The Debt OnesheetThe Debt is a political thriller about secrets and lies and about the awful aftermath when plans go terribly wrong. In many ways it reminds you of Cold War thrillers like The Spy Who Came in from the Cold and even Marathon Man. And while it’s made with skill and explores an important part of our history and psyche, it falls short by being too solemn and restrained, especially among the younger cast members. I’m not suggesting jokes should have been added to the script, only a broader palette of emotions.

The main reason to see The Debt is the casting. Helen Mirren, Ciarán Hinds, and Tom Wilkinson bring teeming, contradictory, believable life to their portrayals of the aging Mossad agents. One look at Mirren’s face at the beginning, and you know her character’s hiding something. And the under-utilized Ciarán Hinds is very good at conveying the shock that never went away. Wilkinson plays his character from a wheelchair but still commands every room he enters and holds sway over his old compatriots in a doomed scheme. And Jesper Christensen plays the Nazi war criminal at the heart of the story. As charming as he seems to be at first, there’s something in his eyes that conveys the history of his crimes and what he thinks of the world. Christensen is especially good in an extended debate, a kind of reverse-interrogation, in the middle of movie. As John Milton, William Shakespeare, and any other writer who has created villains has proven over and over again, the devil gets all the good lines.
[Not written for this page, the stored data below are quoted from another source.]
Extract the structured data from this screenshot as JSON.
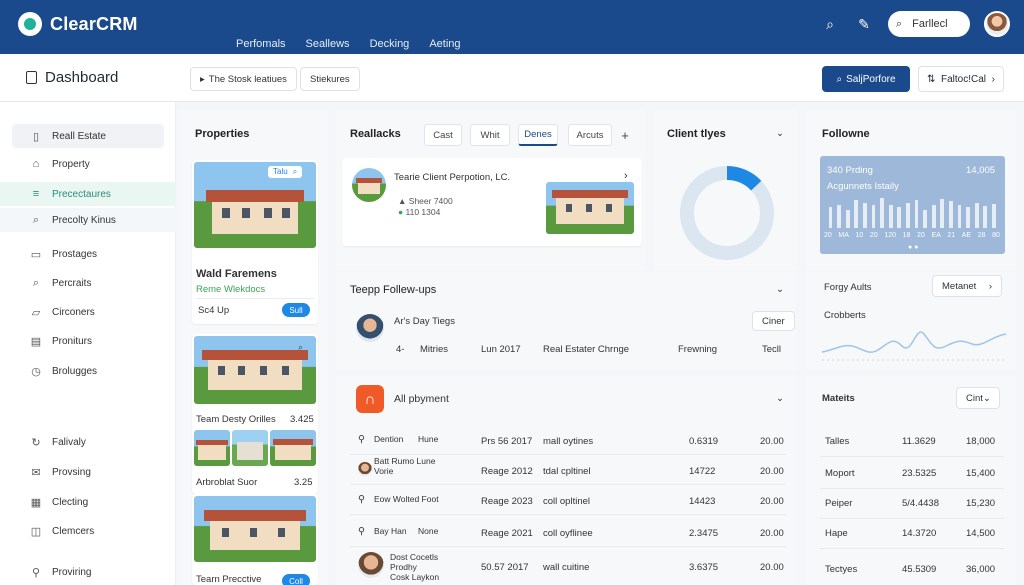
{
  "app": {
    "name": "ClearCRM"
  },
  "topnav": [
    "Perfomals",
    "Seallews",
    "Decking",
    "Aeting"
  ],
  "top_search": {
    "value": "Farllecl"
  },
  "header": {
    "title": "Dashboard",
    "chip1": "The Stosk leatiues",
    "chip2": "Stiekures",
    "primary": "SaljPorfore",
    "secondary": "Faltoc!Cal"
  },
  "sidebar": {
    "items": [
      {
        "label": "Reall Estate",
        "icon": "building-icon"
      },
      {
        "label": "Property",
        "icon": "house-icon"
      },
      {
        "label": "Precectaures",
        "icon": "list-icon"
      },
      {
        "label": "Precolty Kinus",
        "icon": "search-icon"
      },
      {
        "label": "Prostages",
        "icon": "document-icon"
      },
      {
        "label": "Percraits",
        "icon": "search-icon"
      },
      {
        "label": "Circoners",
        "icon": "folder-icon"
      },
      {
        "label": "Proniturs",
        "icon": "file-icon"
      },
      {
        "label": "Brolugges",
        "icon": "clock-icon"
      },
      {
        "label": "Falivaly",
        "icon": "refresh-icon"
      },
      {
        "label": "Provsing",
        "icon": "mail-icon"
      },
      {
        "label": "Clecting",
        "icon": "grid-icon"
      },
      {
        "label": "Clemcers",
        "icon": "chat-icon"
      },
      {
        "label": "Proviring",
        "icon": "pin-icon"
      }
    ]
  },
  "properties": {
    "title": "Properties",
    "card1": {
      "badge": "Talu",
      "name": "Wald Faremens",
      "sub": "Reme Wlekdocs",
      "price": "Sc4 Up",
      "btn": "Sull"
    },
    "card2": {
      "name": "Team Desty Orilles",
      "value": "3.425",
      "name2": "Arbroblat Suor",
      "value2": "3.25"
    },
    "card3": {
      "name": "Tearn Precctive",
      "btn": "Coll"
    }
  },
  "reallacks": {
    "title": "Reallacks",
    "tabs": [
      "Cast",
      "Whit",
      "Denes",
      "Arcuts"
    ],
    "selected_tab": "Denes",
    "client": {
      "name": "Tearie Client Perpotion, LC.",
      "line1": "Sheer 7400",
      "line2": "110 1304"
    }
  },
  "client_types": {
    "title": "Client tlyes",
    "donut_fraction": 0.13
  },
  "followne": {
    "title": "Followne",
    "card_title": "340 Prding",
    "card_value": "14,005",
    "card_sub": "Acgunnets Istaily",
    "bars": [
      0.45,
      0.5,
      0.4,
      0.6,
      0.55,
      0.5,
      0.65,
      0.5,
      0.45,
      0.55,
      0.6,
      0.4,
      0.5,
      0.62,
      0.58,
      0.5,
      0.45,
      0.55,
      0.48,
      0.52
    ],
    "axis": [
      "20",
      "MA",
      "10",
      "20",
      "120",
      "18",
      "20",
      "EA",
      "21",
      "AE",
      "28",
      "80"
    ]
  },
  "follow_ups": {
    "title": "Teepp Follew-ups",
    "person": "Ar's Day Tiegs",
    "btn": "Ciner",
    "cols": [
      "4-",
      "Mitries",
      "Lun 2017",
      "Real Estater Chrnge",
      "Frewning",
      "Tecll"
    ]
  },
  "forgy": {
    "title": "Forgy Aults",
    "btn": "Metanet",
    "sub": "Crobberts"
  },
  "payment": {
    "title": "All pbyment",
    "rows": [
      {
        "a": "Dention",
        "b": "Hune",
        "c": "Prs 56 2017",
        "d": "mall oytines",
        "e": "0.6319",
        "f": "20.00"
      },
      {
        "a": "Batt Rumo Lune",
        "a2": "Vorie",
        "b": "",
        "c": "Reage 2012",
        "d": "tdal cpltinel",
        "e": "14722",
        "f": "20.00"
      },
      {
        "a": "Eow Wolted Foot",
        "a2": "",
        "b": "",
        "c": "Reage 2023",
        "d": "coll opltinel",
        "e": "14423",
        "f": "20.00"
      },
      {
        "a": "Bay Han",
        "b": "None",
        "c": "Reage 2021",
        "d": "coll oyflinee",
        "e": "2.3475",
        "f": "20.00"
      },
      {
        "a": "Dost Cocetls",
        "a2": "Prodhy",
        "a3": "Cosk Laykon",
        "b": "",
        "c": "50.57 2017",
        "d": "wall cuitine",
        "e": "3.6375",
        "f": "20.00"
      }
    ]
  },
  "mateits": {
    "title": "Mateits",
    "btn": "Cint",
    "rows": [
      {
        "name": "Talles",
        "v1": "11.3629",
        "v2": "18,000"
      },
      {
        "name": "Moport",
        "v1": "23.5325",
        "v2": "15,400"
      },
      {
        "name": "Peiper",
        "v1": "5/4.4438",
        "v2": "15,230"
      },
      {
        "name": "Hape",
        "v1": "14.3720",
        "v2": "14,500"
      },
      {
        "name": "Tectyes",
        "v1": "45.5309",
        "v2": "36,000"
      }
    ]
  },
  "colors": {
    "brand": "#1b4a8c",
    "accent": "#1fb39a",
    "donut": "#1e88e5"
  }
}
Jessica Chastain does the most creditable job among the younger actors, torn between her duty and the horror of what happens (and torn, too, between two men in a fairly obligatory subplot). Despite her character’s restraint, her face subtly registers the changing fate and feelings she goes through.  To give her her due, you never once think of Celia Foote, the character she played so recently in The Help. Marton Csokas, too, is good as the younger version of Tom Wilkinson, though his is a fairly one-note character—brash. Sam Worthington is the soft spot in casting. He plays a character whose personal demons drive him to keep his feelings pent up.  To be fair, it’s hard to play a character who hides his feelings, but because his face registers so little emotion, we never quite believe in those passions, either political or personal.

The depiction of 1960’s Berlin is compellingly portrayed in tones of blue and sepia. And the action scenes are well-rendered, though there aren’t enough of them. John Madden directs with efficiency. The writing is spare. The older actors are especially good, conveying so much with a glance, an idea dawning on a face. And the plot has more than its share of twists and turns. If I haven’t given you enough of a sense of that plot, it’s because it’s hard to talk about without giving too much away. I’ll say this much. The story moves from capture to captivity to bloody aftermath. It’s a political thriller that knows all politics is local—and even closer to home than that.

And yet somehow, despite its many virtues, the movie doesn’t fully engage. I’ll say this much for it: with an almost constant diet of pure and infallible movie heroes (most of them wearing Lycra and/or body armor), it’s refreshing to be reminded that real life is a good deal messier, more ambiguous, and therefore flat-out more interesting than fantasy.

P.S. The Sleeper didn’t doze, though she closed her eyes at some of the violence. Before the movie ended, though, she had stacked her jacket and purse on her lap like a college freshman eager to be anywhere but in class.